Quid alors de l’expérience dans la leçon de choses des années 30 aux années 50 ? Le maître ne manquera pas de mettre en œuvre quelques manipulations apprises à l’école normale, elles ne seront qu’une démonstration générale devant les élèves. Le dessin, le croquis, le résumé copié  par le maître au tableau dira ce qu’il fallait avoir vu et ce qui est à retenir. Mais ces expériences restent exceptionnelles et les leçons ordinaires ne se traduisent que par le récit de ces dernières sur le manuels scolaires et par l’étude des illustrations en couleurs. La modernité arrivant, la vision d’un film fixe sur le sujet ajoutera le plaisir de la séance de projection à celui de la leçon de choses toujours attendue avec intérêt par les écoliers.

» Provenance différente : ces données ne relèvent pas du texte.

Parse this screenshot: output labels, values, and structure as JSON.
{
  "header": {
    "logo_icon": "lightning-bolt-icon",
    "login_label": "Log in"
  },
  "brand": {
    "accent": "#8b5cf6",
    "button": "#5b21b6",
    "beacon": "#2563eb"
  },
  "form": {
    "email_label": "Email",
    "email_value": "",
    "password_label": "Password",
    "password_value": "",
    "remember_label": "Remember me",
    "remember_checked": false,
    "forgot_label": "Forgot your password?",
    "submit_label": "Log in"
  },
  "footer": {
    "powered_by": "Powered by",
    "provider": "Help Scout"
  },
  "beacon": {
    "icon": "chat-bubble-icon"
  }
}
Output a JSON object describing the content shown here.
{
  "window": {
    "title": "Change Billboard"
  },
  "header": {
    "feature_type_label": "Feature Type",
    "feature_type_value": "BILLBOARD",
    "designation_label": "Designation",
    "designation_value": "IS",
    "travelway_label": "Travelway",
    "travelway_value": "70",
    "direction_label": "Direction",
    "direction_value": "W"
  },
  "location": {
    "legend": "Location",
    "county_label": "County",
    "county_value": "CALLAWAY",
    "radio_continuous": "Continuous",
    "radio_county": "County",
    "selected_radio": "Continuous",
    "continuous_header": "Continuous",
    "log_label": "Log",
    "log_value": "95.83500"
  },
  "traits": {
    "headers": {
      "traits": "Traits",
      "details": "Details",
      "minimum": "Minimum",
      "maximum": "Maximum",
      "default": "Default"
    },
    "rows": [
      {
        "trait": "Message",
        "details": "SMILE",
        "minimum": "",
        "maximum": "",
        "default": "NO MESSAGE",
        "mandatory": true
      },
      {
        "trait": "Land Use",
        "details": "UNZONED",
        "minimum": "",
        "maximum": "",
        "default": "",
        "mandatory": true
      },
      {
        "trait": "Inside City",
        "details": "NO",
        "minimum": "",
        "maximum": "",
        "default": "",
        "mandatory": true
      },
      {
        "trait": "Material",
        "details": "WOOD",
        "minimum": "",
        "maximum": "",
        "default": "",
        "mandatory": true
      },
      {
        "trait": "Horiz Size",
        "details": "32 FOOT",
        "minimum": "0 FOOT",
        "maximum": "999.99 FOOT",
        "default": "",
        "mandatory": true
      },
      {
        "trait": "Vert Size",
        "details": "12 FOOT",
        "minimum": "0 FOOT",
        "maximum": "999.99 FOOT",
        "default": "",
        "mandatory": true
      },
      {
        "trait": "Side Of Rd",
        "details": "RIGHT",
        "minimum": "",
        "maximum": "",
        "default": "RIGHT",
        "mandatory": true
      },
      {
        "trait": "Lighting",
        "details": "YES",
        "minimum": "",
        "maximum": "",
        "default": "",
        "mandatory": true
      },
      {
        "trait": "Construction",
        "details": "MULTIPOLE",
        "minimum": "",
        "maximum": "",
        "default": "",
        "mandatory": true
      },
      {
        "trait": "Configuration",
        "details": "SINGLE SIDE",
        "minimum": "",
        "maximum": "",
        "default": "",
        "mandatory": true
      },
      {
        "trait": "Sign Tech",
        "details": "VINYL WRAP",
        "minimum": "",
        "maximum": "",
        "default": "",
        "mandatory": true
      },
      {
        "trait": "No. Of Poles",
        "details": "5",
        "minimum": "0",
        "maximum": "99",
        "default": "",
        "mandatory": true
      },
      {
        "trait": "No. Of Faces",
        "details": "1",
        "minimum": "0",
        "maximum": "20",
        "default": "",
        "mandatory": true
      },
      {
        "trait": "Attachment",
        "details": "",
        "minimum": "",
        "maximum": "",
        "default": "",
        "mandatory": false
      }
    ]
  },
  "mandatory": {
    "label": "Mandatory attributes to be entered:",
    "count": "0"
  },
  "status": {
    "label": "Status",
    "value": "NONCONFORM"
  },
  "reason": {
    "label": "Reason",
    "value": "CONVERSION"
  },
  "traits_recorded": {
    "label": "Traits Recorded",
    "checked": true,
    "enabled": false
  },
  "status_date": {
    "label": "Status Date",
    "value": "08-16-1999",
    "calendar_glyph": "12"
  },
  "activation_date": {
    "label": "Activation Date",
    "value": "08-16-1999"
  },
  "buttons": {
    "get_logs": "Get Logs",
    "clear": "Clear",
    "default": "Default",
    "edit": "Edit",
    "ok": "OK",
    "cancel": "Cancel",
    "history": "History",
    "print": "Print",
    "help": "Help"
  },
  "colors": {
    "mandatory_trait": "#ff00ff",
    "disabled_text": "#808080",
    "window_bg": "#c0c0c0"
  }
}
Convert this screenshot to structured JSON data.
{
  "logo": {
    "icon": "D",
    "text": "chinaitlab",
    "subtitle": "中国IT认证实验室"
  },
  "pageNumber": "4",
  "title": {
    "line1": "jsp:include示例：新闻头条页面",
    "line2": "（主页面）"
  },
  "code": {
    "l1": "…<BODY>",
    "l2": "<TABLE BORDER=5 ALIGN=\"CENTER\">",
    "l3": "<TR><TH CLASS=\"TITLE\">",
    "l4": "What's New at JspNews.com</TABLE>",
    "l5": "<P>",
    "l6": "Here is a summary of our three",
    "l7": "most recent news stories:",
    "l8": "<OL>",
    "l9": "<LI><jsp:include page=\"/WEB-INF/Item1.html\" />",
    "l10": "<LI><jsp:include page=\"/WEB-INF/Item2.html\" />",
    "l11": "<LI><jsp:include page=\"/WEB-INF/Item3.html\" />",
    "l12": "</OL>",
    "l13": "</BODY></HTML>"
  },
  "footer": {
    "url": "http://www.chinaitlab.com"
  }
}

Les nouvelles instructions de 1945 enfoncent le clou : « La physique et la chimie en tant que sciences liées, cohérentes, ne sont pas du domaine de l'école primaire » mais sont assouplies par celles de  1957 qui réhabilitent partiellement l’ancien programme centré sur des réalités physiques, duquel seules sont conservées, au cours moyen, l'étude de l'air et des combustions ainsi que celle de l'eau et de ses changements d'état. La leçon de choses investit le domaine des sciences naturelles, il est vrai qu’avec les végétaux et les animaux, l’objet de la leçon peut être plus facilement manipulé ou appréhendé par les élèves. Au maître de montrer que l’objet, certes familier, peut révéler des secrets (3).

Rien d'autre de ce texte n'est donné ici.